Eventually we made our way to Landsdowne Street and the famous Fenway Park/Stadium.


This place is a nightlife and entertainment district geared toward baseball fans, but there is a lot more to it.


Lansdowne Street is a short segment that runs parallel to Newbury Street, just south of it across I-90. There are several restaurants and pubs on either side of it, as it runs alongside the Fenway Park.


Landsdowne Pub is the most popular spot, and we were glad to down a few Narragansetts.


Loretta’s Last Call & the Lucky Strike Bowling arena are adorable, and other places Green Monster, House of Blues, Foundation Room, Cask N Flagon, and Game On Tavern have something for everyone.

If you walk down Brookline and then Boylston streets, you will find additional restaurants with “game day food” and sausage stands, burger joints, wings, pizza, and Sox merchandise shops.


The Beacon Hill neighbourhood is characterized by row houses, narrow cobblestone streets, urban gardens, and Federalist/Victorian architecture.

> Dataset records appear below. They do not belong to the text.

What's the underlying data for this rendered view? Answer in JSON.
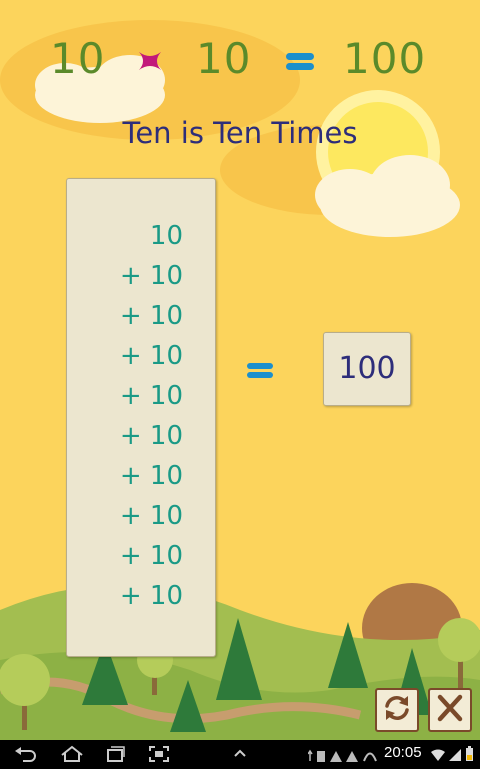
{
  "equation": {
    "operand_a": "10",
    "operand_b": "10",
    "result": "100",
    "times_icon": "times-icon",
    "equals_icon": "equals-icon"
  },
  "title": "Ten is Ten Times",
  "sum": {
    "lines": [
      "10",
      "+ 10",
      "+ 10",
      "+ 10",
      "+ 10",
      "+ 10",
      "+ 10",
      "+ 10",
      "+ 10",
      "+ 10"
    ]
  },
  "answer": "100",
  "controls": {
    "refresh_icon": "refresh-icon",
    "close_icon": "close-icon"
  },
  "status_bar": {
    "time": "20:05"
  },
  "colors": {
    "background": "#fcd45c",
    "number_green": "#5b8a2a",
    "title_navy": "#2d2d7a",
    "sum_teal": "#1a9a86",
    "times_magenta": "#c2197a",
    "equals_blue": "#1c8fcc"
  }
}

It is an 1800s era district that takes up around half a square mile, and some of its star attractions are the Boston Athenaeum and picturesque Acorn Street.


Unfortunately we did not have much time to explore the Beacon Hill neighbourhood during this trip, but we did stay a few nights in the Beacon Inn.


Our feet were killing us and we did not want to part from the comfort of our gigantic beds, so we all ordered late night takeout from Oli Taki Korean Fusion. They have an excellent collection of weirdly delicious small bites like these fried kimchi and cheesy rice balls.


I sort of got obsessed with these things and may have ordered them more than one night…


They also have sushi made with spam and various eggroll/empanada type snacks. When in Rome, man.